Parte do mercado tem elogiado a reforma tributária proposta pelo governo, no entanto, algumas empresas que operam na Zona Franca de Manaus (ZFM) têm mostrado preocupação em relação às mudanças. A ZFM foi criada com o objetivo de atrair investimentos para a região Norte do país, de forma que as empresas que se instalaram na região são beneficiadas por incentivos fiscais do governo, incluindo reduções e isenções de impostos.
Com a reforma tributária em debate na Câmara, muitas pessoas têm se perguntado sobre como ficará a ZFM. Apesar dos debates proporem a criação de um fundo de desenvolvimento regional, as empresas desejam que os incentivos fiscais continuem.

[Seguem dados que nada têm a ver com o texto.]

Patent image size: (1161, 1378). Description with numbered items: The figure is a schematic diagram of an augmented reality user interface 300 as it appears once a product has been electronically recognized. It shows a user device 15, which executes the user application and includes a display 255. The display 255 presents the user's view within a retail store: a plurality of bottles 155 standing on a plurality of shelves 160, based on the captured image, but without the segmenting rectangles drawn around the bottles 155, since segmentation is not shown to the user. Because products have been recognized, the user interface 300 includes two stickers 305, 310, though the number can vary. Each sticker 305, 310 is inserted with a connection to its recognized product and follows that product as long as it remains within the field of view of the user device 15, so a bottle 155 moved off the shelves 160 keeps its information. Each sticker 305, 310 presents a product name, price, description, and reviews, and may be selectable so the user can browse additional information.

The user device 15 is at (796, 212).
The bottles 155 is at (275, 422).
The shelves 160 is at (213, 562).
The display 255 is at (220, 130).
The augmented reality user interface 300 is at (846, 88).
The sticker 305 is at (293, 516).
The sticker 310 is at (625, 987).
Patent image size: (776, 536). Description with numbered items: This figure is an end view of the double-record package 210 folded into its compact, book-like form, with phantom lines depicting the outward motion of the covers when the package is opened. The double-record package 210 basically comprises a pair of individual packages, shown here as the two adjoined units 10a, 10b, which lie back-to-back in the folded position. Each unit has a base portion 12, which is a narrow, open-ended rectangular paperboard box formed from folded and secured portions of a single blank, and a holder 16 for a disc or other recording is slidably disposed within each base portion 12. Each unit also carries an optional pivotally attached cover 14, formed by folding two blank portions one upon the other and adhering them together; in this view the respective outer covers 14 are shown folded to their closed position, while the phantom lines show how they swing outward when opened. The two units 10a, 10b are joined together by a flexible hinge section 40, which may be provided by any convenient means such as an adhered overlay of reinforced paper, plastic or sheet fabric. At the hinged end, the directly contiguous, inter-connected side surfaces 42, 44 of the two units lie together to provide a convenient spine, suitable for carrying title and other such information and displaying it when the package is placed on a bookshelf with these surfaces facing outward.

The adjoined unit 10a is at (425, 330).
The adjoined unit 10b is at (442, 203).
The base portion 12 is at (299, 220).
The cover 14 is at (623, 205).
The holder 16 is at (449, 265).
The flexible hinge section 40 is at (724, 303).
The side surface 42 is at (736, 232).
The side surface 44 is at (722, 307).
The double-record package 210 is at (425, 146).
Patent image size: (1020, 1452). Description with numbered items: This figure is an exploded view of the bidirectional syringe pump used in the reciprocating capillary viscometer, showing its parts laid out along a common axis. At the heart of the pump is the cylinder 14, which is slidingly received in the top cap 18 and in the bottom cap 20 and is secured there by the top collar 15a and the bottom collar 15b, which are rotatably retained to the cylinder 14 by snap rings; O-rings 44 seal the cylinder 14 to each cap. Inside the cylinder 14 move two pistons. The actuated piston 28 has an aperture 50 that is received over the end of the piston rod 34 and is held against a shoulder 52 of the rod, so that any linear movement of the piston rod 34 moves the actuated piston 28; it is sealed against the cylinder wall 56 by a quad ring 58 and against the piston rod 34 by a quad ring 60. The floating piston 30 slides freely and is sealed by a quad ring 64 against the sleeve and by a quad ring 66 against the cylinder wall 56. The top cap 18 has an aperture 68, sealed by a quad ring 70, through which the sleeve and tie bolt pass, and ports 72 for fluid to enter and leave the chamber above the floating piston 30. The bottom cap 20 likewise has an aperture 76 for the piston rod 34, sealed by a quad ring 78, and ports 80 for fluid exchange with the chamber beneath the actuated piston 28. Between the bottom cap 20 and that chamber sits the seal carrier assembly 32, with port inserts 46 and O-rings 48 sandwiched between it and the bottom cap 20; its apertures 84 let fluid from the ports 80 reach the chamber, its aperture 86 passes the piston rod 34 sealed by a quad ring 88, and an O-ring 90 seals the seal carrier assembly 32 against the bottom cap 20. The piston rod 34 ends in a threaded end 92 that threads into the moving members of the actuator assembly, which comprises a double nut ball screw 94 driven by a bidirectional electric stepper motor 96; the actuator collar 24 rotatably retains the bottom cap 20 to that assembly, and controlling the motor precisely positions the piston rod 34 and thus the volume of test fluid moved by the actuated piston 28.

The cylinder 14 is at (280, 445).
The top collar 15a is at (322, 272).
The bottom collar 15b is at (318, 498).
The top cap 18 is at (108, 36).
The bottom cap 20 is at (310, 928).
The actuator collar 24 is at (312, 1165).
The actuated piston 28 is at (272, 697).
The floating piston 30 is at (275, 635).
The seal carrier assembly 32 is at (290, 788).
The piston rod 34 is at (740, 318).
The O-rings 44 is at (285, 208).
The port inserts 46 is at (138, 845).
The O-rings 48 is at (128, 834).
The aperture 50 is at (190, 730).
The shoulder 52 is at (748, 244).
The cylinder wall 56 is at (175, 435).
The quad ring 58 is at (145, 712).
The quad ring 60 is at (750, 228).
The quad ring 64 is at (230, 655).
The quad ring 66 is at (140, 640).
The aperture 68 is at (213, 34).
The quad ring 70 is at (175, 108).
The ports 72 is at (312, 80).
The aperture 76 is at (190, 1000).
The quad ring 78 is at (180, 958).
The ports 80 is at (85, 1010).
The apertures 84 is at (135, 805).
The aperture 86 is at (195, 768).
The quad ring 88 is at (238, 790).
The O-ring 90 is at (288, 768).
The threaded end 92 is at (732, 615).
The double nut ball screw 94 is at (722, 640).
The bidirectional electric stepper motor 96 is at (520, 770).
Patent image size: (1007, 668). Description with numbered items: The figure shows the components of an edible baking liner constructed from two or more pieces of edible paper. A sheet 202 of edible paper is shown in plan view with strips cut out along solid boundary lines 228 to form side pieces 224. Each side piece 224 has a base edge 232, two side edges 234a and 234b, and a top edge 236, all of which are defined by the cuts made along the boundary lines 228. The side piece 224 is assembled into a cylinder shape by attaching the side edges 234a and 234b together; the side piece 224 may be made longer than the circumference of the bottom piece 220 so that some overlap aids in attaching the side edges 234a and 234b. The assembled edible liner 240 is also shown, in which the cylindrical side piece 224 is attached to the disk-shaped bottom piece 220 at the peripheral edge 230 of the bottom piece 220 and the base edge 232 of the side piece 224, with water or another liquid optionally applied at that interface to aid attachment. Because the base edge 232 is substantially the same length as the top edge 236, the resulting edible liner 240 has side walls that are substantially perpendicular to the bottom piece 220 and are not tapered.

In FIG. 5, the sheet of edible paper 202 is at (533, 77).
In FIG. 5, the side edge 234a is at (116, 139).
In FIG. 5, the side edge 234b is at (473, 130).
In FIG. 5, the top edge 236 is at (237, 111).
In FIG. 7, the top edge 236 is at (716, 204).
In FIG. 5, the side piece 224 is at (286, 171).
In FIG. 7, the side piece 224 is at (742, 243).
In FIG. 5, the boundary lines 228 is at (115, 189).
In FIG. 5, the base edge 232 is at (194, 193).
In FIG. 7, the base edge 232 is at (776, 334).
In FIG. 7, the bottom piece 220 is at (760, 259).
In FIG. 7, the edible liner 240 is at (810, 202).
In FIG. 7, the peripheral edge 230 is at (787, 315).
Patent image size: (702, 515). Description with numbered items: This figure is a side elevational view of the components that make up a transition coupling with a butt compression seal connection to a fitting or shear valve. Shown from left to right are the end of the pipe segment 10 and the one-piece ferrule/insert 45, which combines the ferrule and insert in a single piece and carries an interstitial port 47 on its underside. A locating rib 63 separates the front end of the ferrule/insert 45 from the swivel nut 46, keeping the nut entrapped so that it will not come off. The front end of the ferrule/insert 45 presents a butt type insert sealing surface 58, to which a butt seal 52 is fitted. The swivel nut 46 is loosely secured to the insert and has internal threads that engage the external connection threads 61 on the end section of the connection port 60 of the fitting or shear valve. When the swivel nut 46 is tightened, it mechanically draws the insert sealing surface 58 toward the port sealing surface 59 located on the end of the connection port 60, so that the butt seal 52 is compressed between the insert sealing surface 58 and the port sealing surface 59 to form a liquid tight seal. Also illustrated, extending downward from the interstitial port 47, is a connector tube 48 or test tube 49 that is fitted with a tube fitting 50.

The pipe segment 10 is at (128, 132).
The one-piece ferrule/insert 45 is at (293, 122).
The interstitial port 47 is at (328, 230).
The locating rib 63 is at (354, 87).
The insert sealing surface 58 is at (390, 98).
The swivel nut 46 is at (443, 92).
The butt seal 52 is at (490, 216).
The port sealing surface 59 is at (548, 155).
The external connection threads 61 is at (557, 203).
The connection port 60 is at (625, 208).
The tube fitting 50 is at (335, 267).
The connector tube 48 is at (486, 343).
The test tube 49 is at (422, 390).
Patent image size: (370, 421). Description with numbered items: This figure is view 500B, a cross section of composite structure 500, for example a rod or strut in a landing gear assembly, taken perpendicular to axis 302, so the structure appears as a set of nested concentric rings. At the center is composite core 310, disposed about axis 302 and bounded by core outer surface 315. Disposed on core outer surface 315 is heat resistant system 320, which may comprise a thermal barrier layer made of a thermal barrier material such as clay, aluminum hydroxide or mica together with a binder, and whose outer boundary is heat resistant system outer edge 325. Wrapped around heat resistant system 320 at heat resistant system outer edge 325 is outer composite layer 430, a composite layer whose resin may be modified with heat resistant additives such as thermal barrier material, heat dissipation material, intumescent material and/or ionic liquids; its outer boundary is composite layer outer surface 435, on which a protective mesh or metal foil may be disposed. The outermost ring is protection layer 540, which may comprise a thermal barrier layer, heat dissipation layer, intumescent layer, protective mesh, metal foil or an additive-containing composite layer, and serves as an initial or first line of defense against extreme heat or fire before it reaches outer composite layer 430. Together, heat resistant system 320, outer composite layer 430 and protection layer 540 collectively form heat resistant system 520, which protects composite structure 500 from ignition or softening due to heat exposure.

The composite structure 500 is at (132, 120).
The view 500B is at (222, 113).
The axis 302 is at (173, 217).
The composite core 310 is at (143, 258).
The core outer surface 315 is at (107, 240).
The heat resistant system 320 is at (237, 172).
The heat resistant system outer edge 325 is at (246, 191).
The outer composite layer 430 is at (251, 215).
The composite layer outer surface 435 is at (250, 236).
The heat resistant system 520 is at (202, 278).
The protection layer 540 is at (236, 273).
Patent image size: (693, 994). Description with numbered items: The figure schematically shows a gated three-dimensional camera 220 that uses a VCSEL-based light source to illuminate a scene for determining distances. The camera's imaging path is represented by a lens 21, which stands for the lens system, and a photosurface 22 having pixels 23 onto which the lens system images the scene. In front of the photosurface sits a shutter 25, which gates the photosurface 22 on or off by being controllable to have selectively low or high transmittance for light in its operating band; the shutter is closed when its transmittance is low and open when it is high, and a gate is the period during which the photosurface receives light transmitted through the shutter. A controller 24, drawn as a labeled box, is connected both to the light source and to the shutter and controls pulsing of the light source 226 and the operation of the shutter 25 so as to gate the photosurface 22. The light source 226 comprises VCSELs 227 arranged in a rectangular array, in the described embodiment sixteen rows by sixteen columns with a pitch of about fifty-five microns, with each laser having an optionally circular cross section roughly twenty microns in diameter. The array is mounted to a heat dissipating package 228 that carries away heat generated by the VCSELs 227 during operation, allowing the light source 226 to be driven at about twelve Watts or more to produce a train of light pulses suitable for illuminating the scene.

Zona Franca de Manaus – ZFM
Com o objetivo de promover o desenvolvimento econômico da Amazônia Ocidental e Amapá, além de garantir a soberania nacional sobre suas fronteiras, o governo brasileiro implementou a Zona Franca de Manaus (ZFM) na década de 60. Esse modelo é considerado a estratégia de desenvolvimento regional mais bem-sucedida do país, abrangendo os Estados da Amazônia Ocidental (Acre, Amazonas, Rondônia e Roraima) e as cidades de Macapá e Santana, no Amapá.
Hoje a ZFM promove o desenvolvimento econômico aliado à proteção ambiental, melhorando a qualidade de vida das populações locais. Além disso, a autarquia em questão desenvolveu uma série de iniciativas, estudos e projetos com o objetivo de aproveitar a biodiversidade local, a fim de melhorar a qualidade e a competitividade dos produtos regionais.
Segundo informações disponibilizadas pelo governo federal, a ZFM é composta por três polos econômicos distintos: comercial, industrial e agropecuário. O polo comercial obteve grande crescimento até o final dos anos 80, quando o Brasil adotava uma economia fechada.